The crested ant tanager was originally placed in family Thraupidae, the "true" tanagers. In the early 2000s, DNA analysis revealed that all the members of Habia were more closely related to the cardinals, so they were moved to family Cardinalidae. The crested ant tanager is monotypic.

==Description==
The crested ant tanager is approximately 19 cm long. The male's head is dusky red with a prominent scarlet crest. The rest of the upper parts fade from red on the shoulders through dark crimson to brownish red at the rump. The throat and chest are bright red and the rest of the underparts gray, some with a red tinge. The female is similar though duller and with less gray, and its crest is smaller. The immature does not have a crest; it is reddish brown above and cinnamon below.
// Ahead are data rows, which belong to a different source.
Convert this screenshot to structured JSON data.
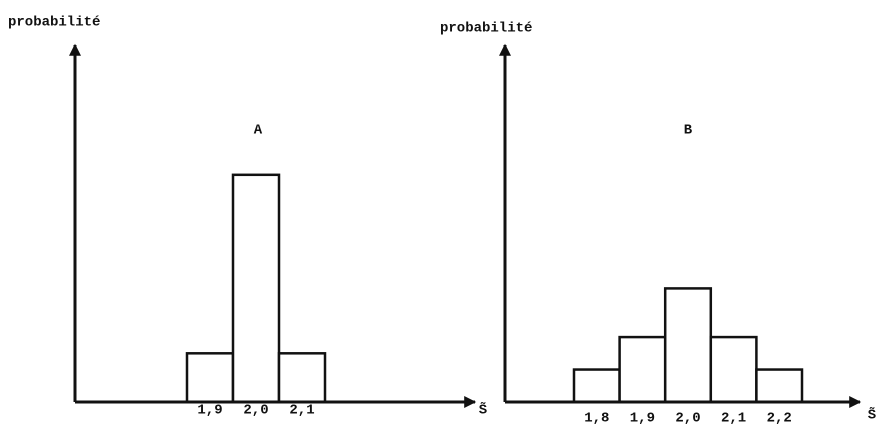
{
  "chart_data": [
    {
      "type": "bar",
      "title": "A",
      "y_label": "probabilité",
      "x_label": "S̃",
      "categories": [
        "1,9",
        "2,0",
        "2,1"
      ],
      "values": [
        0.15,
        0.7,
        0.15
      ],
      "color": "#ffffff",
      "ylim": [
        0,
        1.1
      ]
    },
    {
      "type": "bar",
      "title": "B",
      "y_label": "probabilité",
      "x_label": "S̃",
      "categories": [
        "1,8",
        "1,9",
        "2,0",
        "2,1",
        "2,2"
      ],
      "values": [
        0.1,
        0.2,
        0.35,
        0.2,
        0.1
      ],
      "color": "#ffffff",
      "ylim": [
        0,
        1.1
      ]
    }
  ]
}
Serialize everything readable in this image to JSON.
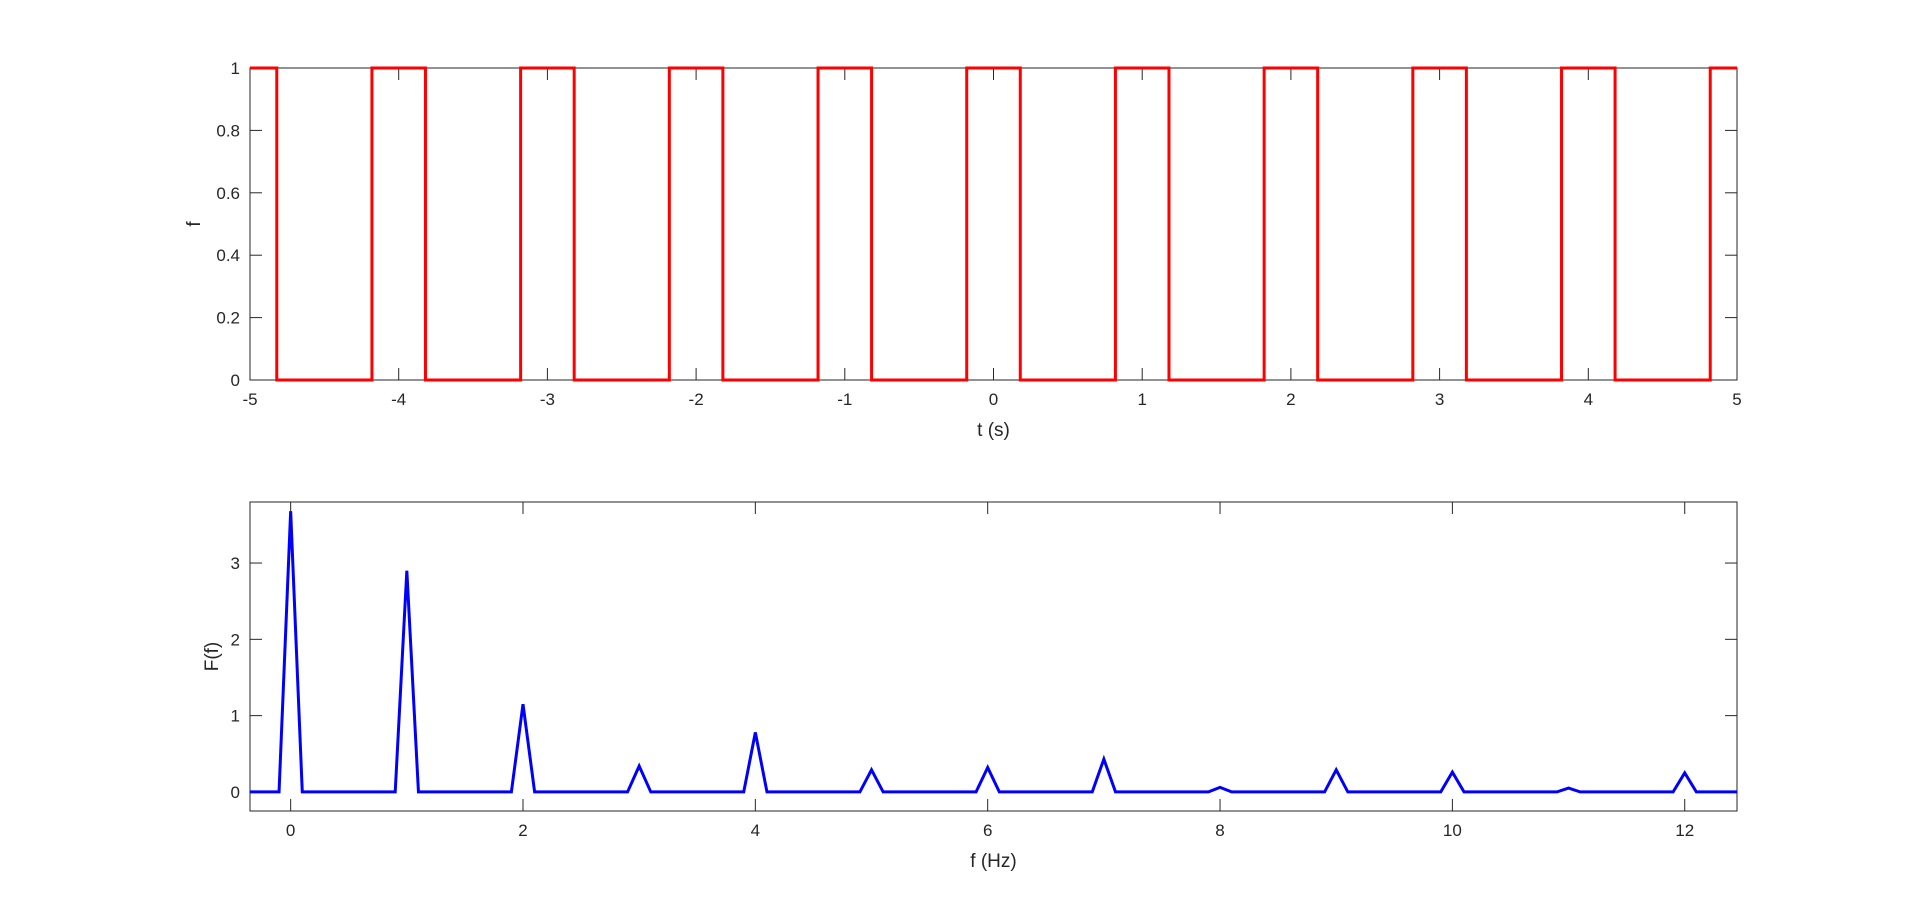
{
  "chart_data": [
    {
      "type": "line",
      "title": "",
      "xlabel": "t (s)",
      "ylabel": "f",
      "xlim": [
        -5,
        5
      ],
      "ylim": [
        0,
        1
      ],
      "xticks": [
        "-5",
        "-4",
        "-3",
        "-2",
        "-1",
        "0",
        "1",
        "2",
        "3",
        "4",
        "5"
      ],
      "yticks": [
        "0",
        "0.2",
        "0.4",
        "0.6",
        "0.8",
        "1"
      ],
      "grid": false,
      "color": "#ff0000",
      "series": [
        {
          "x": [
            -5,
            -4.82,
            -4.82,
            -4.18,
            -4.18,
            -3.82,
            -3.82,
            -3.18,
            -3.18,
            -2.82,
            -2.82,
            -2.18,
            -2.18,
            -1.82,
            -1.82,
            -1.18,
            -1.18,
            -0.82,
            -0.82,
            -0.18,
            -0.18,
            0.18,
            0.18,
            0.82,
            0.82,
            1.18,
            1.18,
            1.82,
            1.82,
            2.18,
            2.18,
            2.82,
            2.82,
            3.18,
            3.18,
            3.82,
            3.82,
            4.18,
            4.18,
            4.82,
            4.82,
            5
          ],
          "y": [
            1,
            1,
            0,
            0,
            1,
            1,
            0,
            0,
            1,
            1,
            0,
            0,
            1,
            1,
            0,
            0,
            1,
            1,
            0,
            0,
            1,
            1,
            0,
            0,
            1,
            1,
            0,
            0,
            1,
            1,
            0,
            0,
            1,
            1,
            0,
            0,
            1,
            1,
            0,
            0,
            1,
            1
          ]
        }
      ]
    },
    {
      "type": "line",
      "title": "",
      "xlabel": "f (Hz)",
      "ylabel": "F(f)",
      "xlim": [
        -0.35,
        12.45
      ],
      "ylim": [
        -0.25,
        3.8
      ],
      "xticks": [
        "0",
        "2",
        "4",
        "6",
        "8",
        "10",
        "12"
      ],
      "yticks": [
        "0",
        "1",
        "2",
        "3"
      ],
      "grid": false,
      "color": "#0000ff",
      "series": [
        {
          "x": [
            -0.35,
            -0.1,
            0,
            0.1,
            0.9,
            1,
            1.1,
            1.9,
            2,
            2.1,
            2.9,
            3,
            3.1,
            3.9,
            4,
            4.1,
            4.9,
            5,
            5.1,
            5.9,
            6,
            6.1,
            6.9,
            7,
            7.1,
            7.9,
            8,
            8.1,
            8.9,
            9,
            9.1,
            9.9,
            10,
            10.1,
            10.9,
            11,
            11.1,
            11.9,
            12,
            12.1,
            12.45
          ],
          "y": [
            0,
            0,
            3.68,
            0,
            0,
            2.9,
            0,
            0,
            1.15,
            0,
            0,
            0.34,
            0,
            0,
            0.78,
            0,
            0,
            0.29,
            0,
            0,
            0.32,
            0,
            0,
            0.43,
            0,
            0,
            0.06,
            0,
            0,
            0.29,
            0,
            0,
            0.26,
            0,
            0,
            0.05,
            0,
            0,
            0.25,
            0,
            0
          ]
        }
      ]
    }
  ]
}
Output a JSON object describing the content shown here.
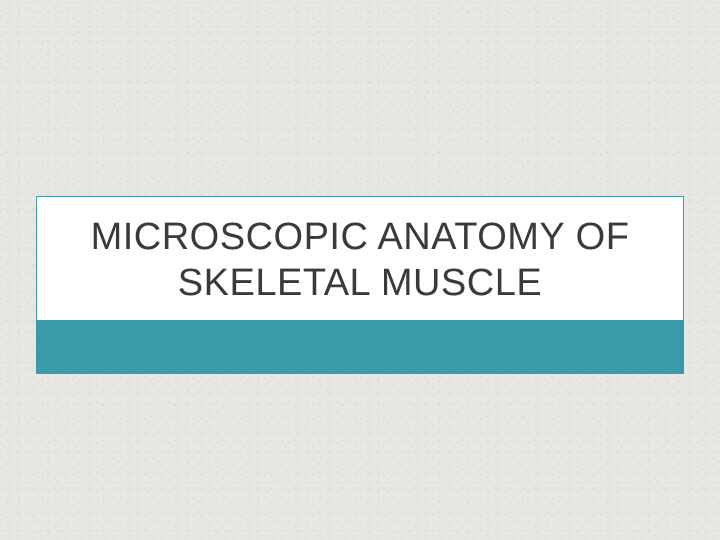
{
  "slide": {
    "title": "MICROSCOPIC ANATOMY OF SKELETAL MUSCLE",
    "background_color": "#e8e7e4",
    "title_box": {
      "background_color": "#ffffff",
      "border_color": "#3a9aa8",
      "accent_color": "#3a9aa8",
      "text_color": "#3a3a3a",
      "title_fontsize": 38,
      "accent_bar_height": 54
    }
  }
}
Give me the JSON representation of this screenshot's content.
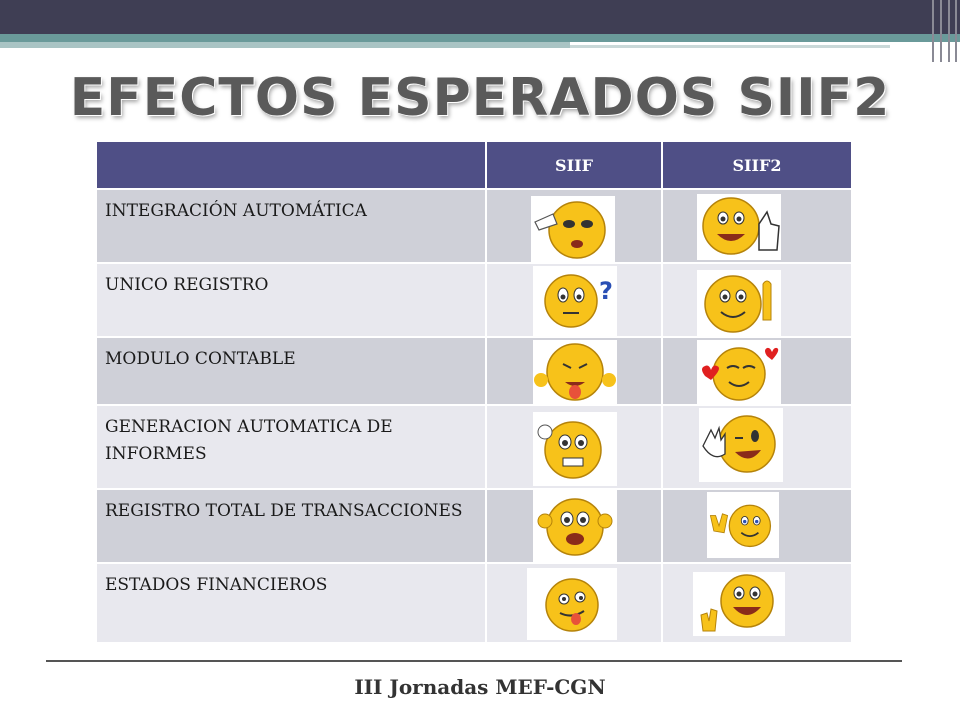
{
  "title": "EFECTOS ESPERADOS SIIF2",
  "table": {
    "headers": [
      "",
      "SIIF",
      "SIIF2"
    ],
    "rows": [
      {
        "label": "INTEGRACIÓN AUTOMÁTICA",
        "siif_icon": "bored-pointing-emoji-icon",
        "siif2_icon": "thumbs-up-smiley-icon"
      },
      {
        "label": "UNICO REGISTRO",
        "siif_icon": "confused-question-emoji-icon",
        "siif2_icon": "finger-up-smiley-icon"
      },
      {
        "label": "MODULO CONTABLE",
        "siif_icon": "tongue-out-emoji-icon",
        "siif2_icon": "in-love-hearts-emoji-icon"
      },
      {
        "label": "GENERACION AUTOMATICA DE INFORMES",
        "siif_icon": "nervous-emoji-icon",
        "siif2_icon": "waving-wink-emoji-icon"
      },
      {
        "label": "REGISTRO TOTAL DE TRANSACCIONES",
        "siif_icon": "shocked-emoji-icon",
        "siif2_icon": "peace-sign-smiley-icon"
      },
      {
        "label": "ESTADOS FINANCIEROS",
        "siif_icon": "dizzy-tongue-emoji-icon",
        "siif2_icon": "happy-waving-smiley-icon"
      }
    ]
  },
  "footer": "III Jornadas MEF-CGN",
  "colors": {
    "header_bg": "#4f4f86",
    "row_odd": "#cfd0d8",
    "row_even": "#e8e8ee",
    "topbar": "#3f3e54",
    "teal": "#6a9a9a"
  }
}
==Distribution and habitat==
The crested ant tanager is found on both slopes of Colombia's Western Andes, from Antioquia Department south to Cerro Munchique in Cauca Department, and on both slopes of the Central Andes from Antioquia to Tolima Department. It inhabits the understorey of humid mid-level and montane forest. It favors dense vegetation, especially along streams, around openings such as landslides, and in ravines. It is occasionally found in more open areas. In elevation it ranges from 700 to 2000 m.

==Behavior==
===Feeding===
The crested ant-tanager's diet is mostly insects and other arthropods, but it also eats palm seeds and other fruits. It forages through the undergrowth in pairs or small groups and sometimes sallies out to catch flying insects. Groups have been observed following army ant swarms.

===Breeding===
One crested ant-tanager was observed carrying nesting material in a ravine in June; it was accompanied by two others. No other information on its breeding phenology has been published.

===Vocalization===
The crested ant-tanager's dawn song is repeated "che'ik" notes . It mobs with a "loud, shrill 'Chi-veek!'" .

==Status==
The IUCN has assessed the crested ant-tanager as being of Least Concern. It occurs in several protected areas, but "numbers are undoubtedly declining; it has experienced considerable range contraction and fragmentation because of deforestation, and should probably be regarded as being at risk in the near future."